Health Canada Announces the Approach to Cost Recovery for the Regulation of Cannabis

Published: October 8, 2018

Health Canada Announces the Approach to Cost Recovery for the Regulation of Cannabis

The Cannabis Act will come into force on October 17, 2018. The Act aims to keep cannabis out of the hands of Canadian youth and the profits away from criminals and organized crime. Since it introduced the legislation, the Government of Canada has committed to fully recovering the costs of regulating the cannabis industry. Cost recovery ensures that those who benefit from the new legal market will pay the costs of regulating cannabis, which will reduce the cost to Canadians.

The Ministerial Order authorizing cost recovery for the regulation of cannabis and the new fees will come into force on October 17, 2018, in conjunction with the Cannabis Act.

Over the summer, Health Canada held a 30-day public consultation to solicit public input and views on the proposed approach to cost recovery for the regulation of cannabis. The Department received 108 online submissions, 18 written submissions, and 755 form letters. In addition, Health Canada hosted four online information sessions with industry, including those who are or who have applied to be licensed producers, to explain the proposal and to answer questions. The feedback Health Canada received focused primarily on the timing of implementing the proposed fees, the design of the annual regulatory fee, and the desire for additional service standards.

As a result of the feedback, Health Canada has modified the design of the annual regulatory fee to use previous year’s revenue to calculate the fee rather than forecasted revenue. These measures will help moderate the financial impact on the emerging industry in the early years following coming into force of the Act.

In addition, Health Canada is committing to monitoring its administration of the regulatory program closely to ensure it recovers no more than the regulatory costs and with a view to establishing defined service standards in areas such as the processing of licence amendments.

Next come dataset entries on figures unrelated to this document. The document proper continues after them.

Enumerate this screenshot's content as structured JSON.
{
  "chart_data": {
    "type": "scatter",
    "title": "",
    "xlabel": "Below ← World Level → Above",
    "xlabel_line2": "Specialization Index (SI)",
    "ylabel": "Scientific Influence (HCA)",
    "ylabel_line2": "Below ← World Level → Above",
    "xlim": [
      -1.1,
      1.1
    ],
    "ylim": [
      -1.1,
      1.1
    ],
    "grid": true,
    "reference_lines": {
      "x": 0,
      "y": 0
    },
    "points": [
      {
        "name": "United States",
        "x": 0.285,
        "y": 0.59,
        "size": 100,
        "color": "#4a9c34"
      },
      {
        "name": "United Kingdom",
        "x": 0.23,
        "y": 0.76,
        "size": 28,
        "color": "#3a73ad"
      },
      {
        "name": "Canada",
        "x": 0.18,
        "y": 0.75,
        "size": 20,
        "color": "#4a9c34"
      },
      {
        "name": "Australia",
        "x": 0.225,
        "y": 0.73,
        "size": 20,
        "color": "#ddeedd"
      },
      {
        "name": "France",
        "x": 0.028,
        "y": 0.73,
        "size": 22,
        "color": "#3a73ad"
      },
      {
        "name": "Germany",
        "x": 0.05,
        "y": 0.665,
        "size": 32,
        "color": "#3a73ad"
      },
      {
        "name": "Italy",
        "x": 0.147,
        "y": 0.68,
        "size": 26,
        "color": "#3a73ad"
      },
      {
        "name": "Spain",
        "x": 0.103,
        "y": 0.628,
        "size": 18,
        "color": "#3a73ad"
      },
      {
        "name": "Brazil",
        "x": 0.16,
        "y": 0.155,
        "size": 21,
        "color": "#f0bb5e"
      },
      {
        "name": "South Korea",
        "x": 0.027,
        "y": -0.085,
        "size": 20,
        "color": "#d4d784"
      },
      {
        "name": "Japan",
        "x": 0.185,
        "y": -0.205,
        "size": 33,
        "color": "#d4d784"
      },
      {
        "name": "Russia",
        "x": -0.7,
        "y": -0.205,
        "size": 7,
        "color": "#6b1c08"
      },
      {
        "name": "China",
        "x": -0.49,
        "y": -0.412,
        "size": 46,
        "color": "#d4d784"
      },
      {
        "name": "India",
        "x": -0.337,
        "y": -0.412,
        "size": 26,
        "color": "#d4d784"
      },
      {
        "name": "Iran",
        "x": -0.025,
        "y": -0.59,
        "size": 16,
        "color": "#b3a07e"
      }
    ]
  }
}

The Department is also committing to create a forum to engage with the cannabis industry on the administration of the fee regime and as it develops additional service standards, supporting predictability and transparency.

To promote a diverse market with both small and large players, Health Canada will scale fees according to the size of the business and apply lower fees for micro-scale licence holders. Some classes of licences—namely those for research, analytical testing and hemp production—will be exempt from fees. To support access to cannabis for medical purposes, those who produce, cultivate and sell cannabis exclusively for medical purposes will be exempt from the annual regulatory fee.

The Ministerial Order will be published in Canada Gazette, Part II, on October 17, 2018.